The first case was a 52-year-old man with severe hypertriglyceridemia on fenofibrate and niacin ER. He had been hospitalized with pancreatitis twice. His triglycerides remained in the thousands. I prescribed esterified omega-3 (Lovaza, GlaxoSmithKline) 4,000 mg per day but my prescription was not approved. The pharmacist advised him to take dietary supplement fish oil two caps per day instead. Although the label said Fish Oil 1,000 mg, the actual EPA/DHA content per capsule was only 300 mg. In order to get a therapeutic dose of 4,000 mg omega-3, he needed to take a total of 12 capsules per day not two.
We attempted to get his insurance provider to consider covering prescription esterified omega-3, but they declined. Our plan does not cover nutritional supplements, they replied. The patient did not tolerate the required high number of dietary supplement caps because of fishy eructation; his triglycerides have not budged.
I wonder what the cost will be if he is hospitalized again for pancreatitis?
The next case was a 43-year-old woman with hypertriglyceridemia, low HDL and elevated lipoprotein (a). She was already on statin and fibrate. I prescribed niacin ER (Niaspan, Abbott Laboratories) but this was rejected because it is a vitamin.
I submitted a letter explaining that there is no over-the-counter equivalent to prescription niacin ER. Nutritional supplement immediate-release niacin requires multiple doses per day and is limited by severe flushing, resulting in most patients stopping therapy. Over-the-counter sustained-release niacin (slow niacin) has a very high rate of hepatotoxicity, up to 50%. This is not the same as the mild elevation of transaminases that we occasionally see with statins, usually of no concern. A few have experienced fulminant hepatic necrosis. The risk with niacin ER is much less due to a different metabolic pathway. Niacin ER is also better tolerated than niacin IR with less flushing.

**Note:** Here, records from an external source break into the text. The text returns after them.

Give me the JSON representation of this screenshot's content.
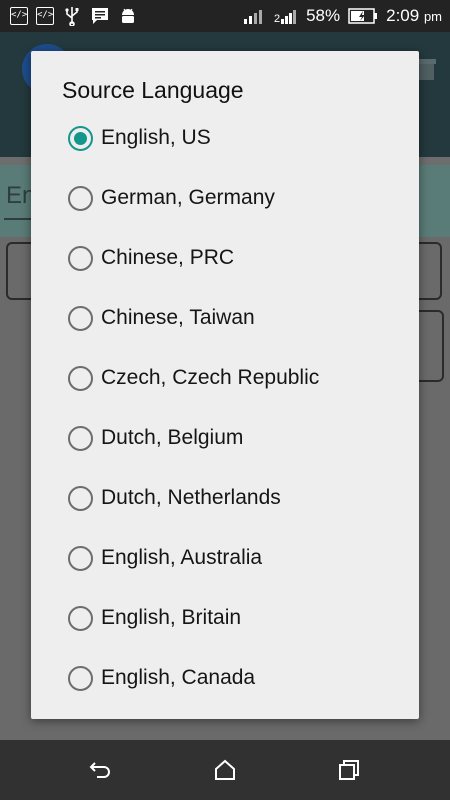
{
  "status_bar": {
    "battery": "58%",
    "time": "2:09",
    "ampm": "pm",
    "left_icons": [
      "code-icon",
      "code-icon",
      "usb-icon",
      "message-icon",
      "android-icon"
    ],
    "right_icons": [
      "signal-icon",
      "signal-2-icon",
      "battery-icon"
    ]
  },
  "background": {
    "input_hint": "En"
  },
  "dialog": {
    "title": "Source Language",
    "accent_color": "#14968c",
    "options": [
      {
        "label": "English, US",
        "checked": true
      },
      {
        "label": "German, Germany",
        "checked": false
      },
      {
        "label": "Chinese, PRC",
        "checked": false
      },
      {
        "label": "Chinese, Taiwan",
        "checked": false
      },
      {
        "label": "Czech, Czech Republic",
        "checked": false
      },
      {
        "label": "Dutch, Belgium",
        "checked": false
      },
      {
        "label": "Dutch, Netherlands",
        "checked": false
      },
      {
        "label": "English, Australia",
        "checked": false
      },
      {
        "label": "English, Britain",
        "checked": false
      },
      {
        "label": "English, Canada",
        "checked": false
      }
    ]
  },
  "nav_bar": {
    "buttons": [
      "back-icon",
      "home-icon",
      "recents-icon"
    ]
  }
}
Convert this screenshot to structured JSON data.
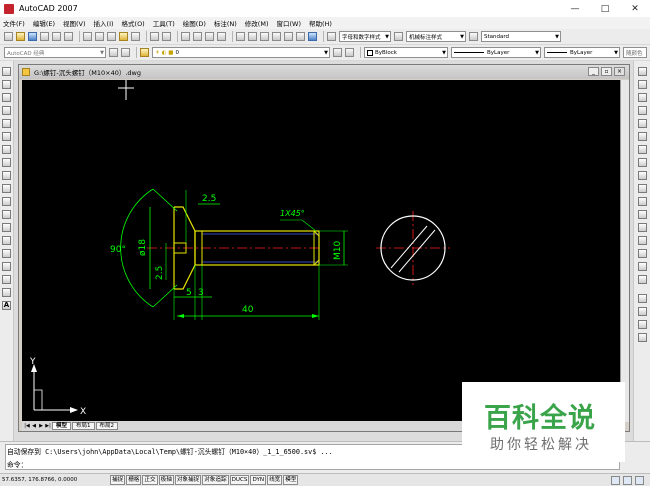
{
  "window": {
    "title": "AutoCAD 2007",
    "minimize_icon": "minimize-icon",
    "maximize_icon": "maximize-icon",
    "close_icon": "close-icon"
  },
  "menu": [
    {
      "label": "文件(F)"
    },
    {
      "label": "编辑(E)"
    },
    {
      "label": "视图(V)"
    },
    {
      "label": "插入(I)"
    },
    {
      "label": "格式(O)"
    },
    {
      "label": "工具(T)"
    },
    {
      "label": "绘图(D)"
    },
    {
      "label": "标注(N)"
    },
    {
      "label": "修改(M)"
    },
    {
      "label": "窗口(W)"
    },
    {
      "label": "帮助(H)"
    }
  ],
  "toolbar1": {
    "text_style": "字母和数字样式",
    "dim_style": "机械标注样式",
    "table_style": "Standard"
  },
  "toolbar2": {
    "workspace": "AutoCAD 经典",
    "layer": "0",
    "color": "ByBlock",
    "linetype": "ByLayer",
    "lineweight": "ByLayer",
    "plot_style": "随颜色"
  },
  "document": {
    "title": "G:\\螺钉-沉头螺钉（M10×40）.dwg"
  },
  "drawing": {
    "dim_angle": "90°",
    "dim_head_dia": "ø18",
    "dim_slot_depth": "2.5",
    "dim_head_height": "5",
    "dim_under_head": "3",
    "dim_slot_width": "2.5",
    "dim_length": "40",
    "dim_thread": "M10",
    "dim_chamfer": "1X45°",
    "ucs_y": "Y",
    "ucs_x": "X",
    "line_color": "#e6e600",
    "dim_color": "#00ff00",
    "center_color": "#ff2020"
  },
  "layout_tabs": [
    {
      "label": "模型",
      "active": true
    },
    {
      "label": "布局1",
      "active": false
    },
    {
      "label": "布局2",
      "active": false
    }
  ],
  "command": {
    "line1": "自动保存到 C:\\Users\\john\\AppData\\Local\\Temp\\螺钉-沉头螺钉（M10×40）_1_1_6500.sv$ ...",
    "line2": "命令："
  },
  "status": {
    "coords": "57.6357,  176.8766, 0.0000",
    "buttons": [
      {
        "label": "捕捉"
      },
      {
        "label": "栅格"
      },
      {
        "label": "正交"
      },
      {
        "label": "极轴"
      },
      {
        "label": "对象捕捉"
      },
      {
        "label": "对象追踪"
      },
      {
        "label": "DUCS"
      },
      {
        "label": "DYN"
      },
      {
        "label": "线宽"
      },
      {
        "label": "模型"
      }
    ]
  },
  "watermark": {
    "main": "百科全说",
    "sub": "助你轻松解决"
  }
}
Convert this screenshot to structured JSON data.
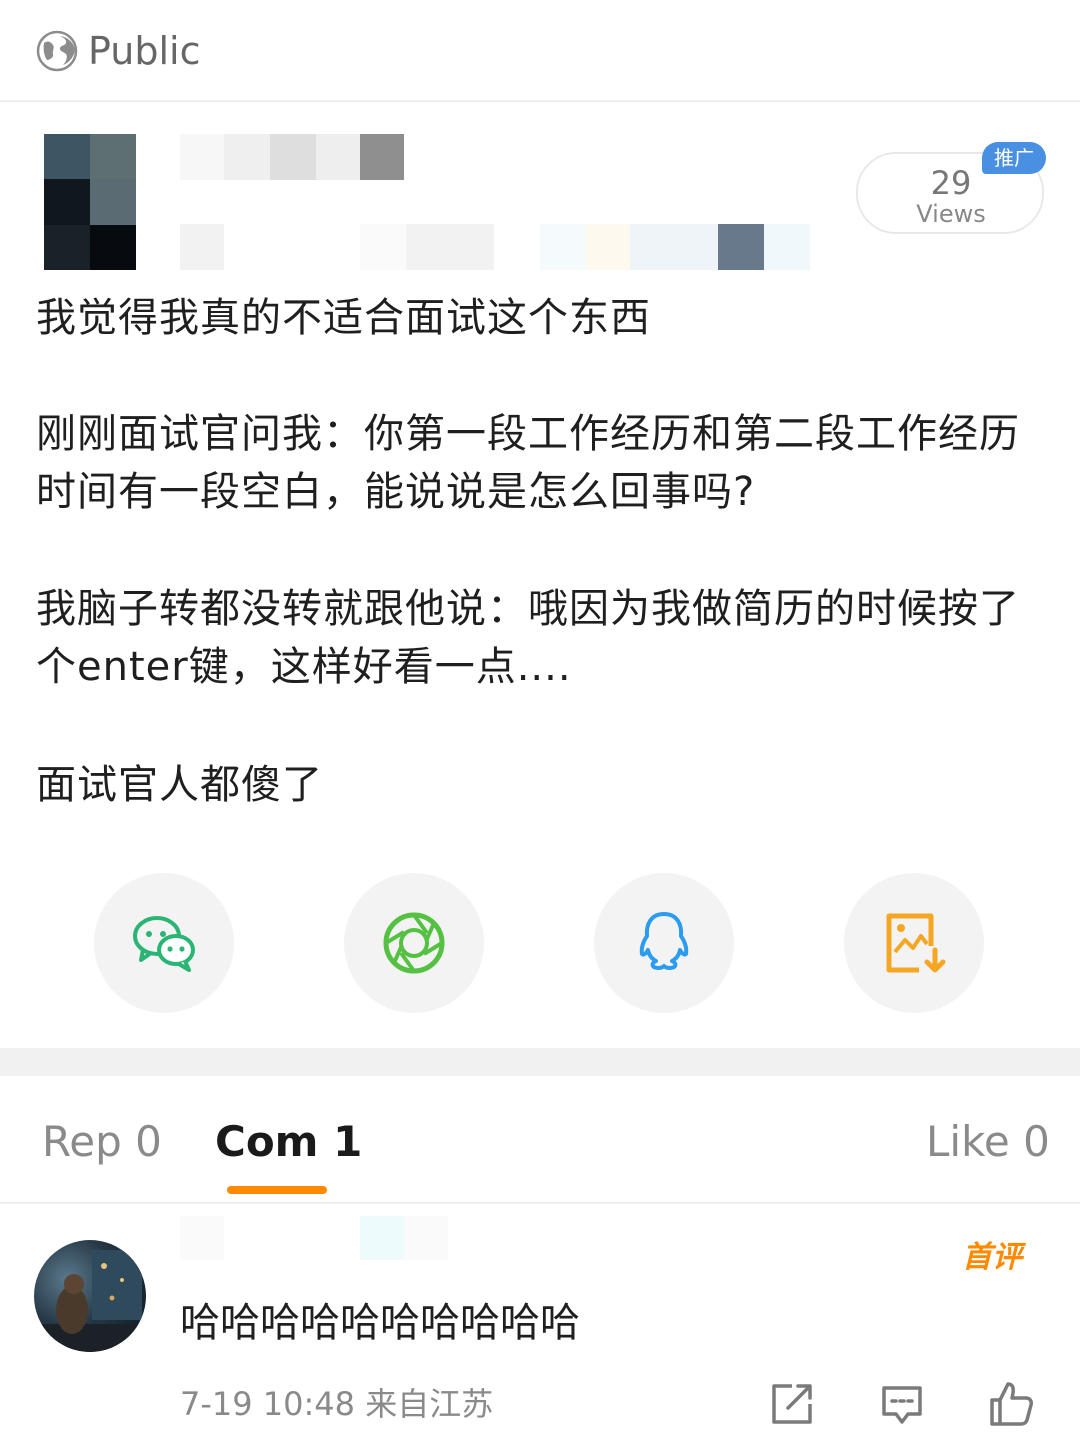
{
  "header": {
    "visibility_label": "Public",
    "visibility_icon": "globe-icon"
  },
  "post": {
    "views_count": "29",
    "views_label": "Views",
    "promo_tag": "推广",
    "paragraphs": [
      "我觉得我真的不适合面试这个东西",
      "刚刚面试官问我：你第一段工作经历和第二段工作经历时间有一段空白，能说说是怎么回事吗?",
      "我脑子转都没转就跟他说：哦因为我做简历的时候按了个enter键，这样好看一点....",
      "面试官人都傻了"
    ]
  },
  "share": {
    "buttons": [
      {
        "name": "wechat",
        "icon": "wechat-icon",
        "color": "#2ab574"
      },
      {
        "name": "moments",
        "icon": "moments-icon",
        "color": "#55c142"
      },
      {
        "name": "qq",
        "icon": "qq-icon",
        "color": "#2b9cf0"
      },
      {
        "name": "save-image",
        "icon": "save-image-icon",
        "color": "#f5a623"
      }
    ]
  },
  "tabs": {
    "repost": "Rep 0",
    "comments": "Com 1",
    "likes": "Like 0",
    "active": "comments",
    "accent_color": "#ff8a00"
  },
  "comment": {
    "badge": "首评",
    "text": "哈哈哈哈哈哈哈哈哈哈",
    "time": "7-19 10:48",
    "location": "来自江苏",
    "actions": [
      "share-icon",
      "reply-icon",
      "like-icon"
    ]
  }
}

We received a response; our letter will be discussed at their next formulary committee meeting.
The final case was a 32-year-old man with hypoparathyroidism. He did well on oral calcium and calcitriol until he got a new job and new health insurance. His new provider refused to pay for calcitriol because it is a vitamin. Letters explaining the difference between calcitriol and cholecalciferol/ergocalciferol fell on deaf ears. They declined to cover even after he had to be treated in the emergency room for hypocalcemia. After his fourth hospital visit for tetany and seizure they finally agreed to cover.
I wonder how many months of prescription could have been paid for if we had avoided even one of those emergency room visits?
Even though some products may technically be vitamins, this does not mean that they are the same as non-prescription nutritional supplements. Insurance companies must balance the costs of prescription medication with the potential risks of not covering.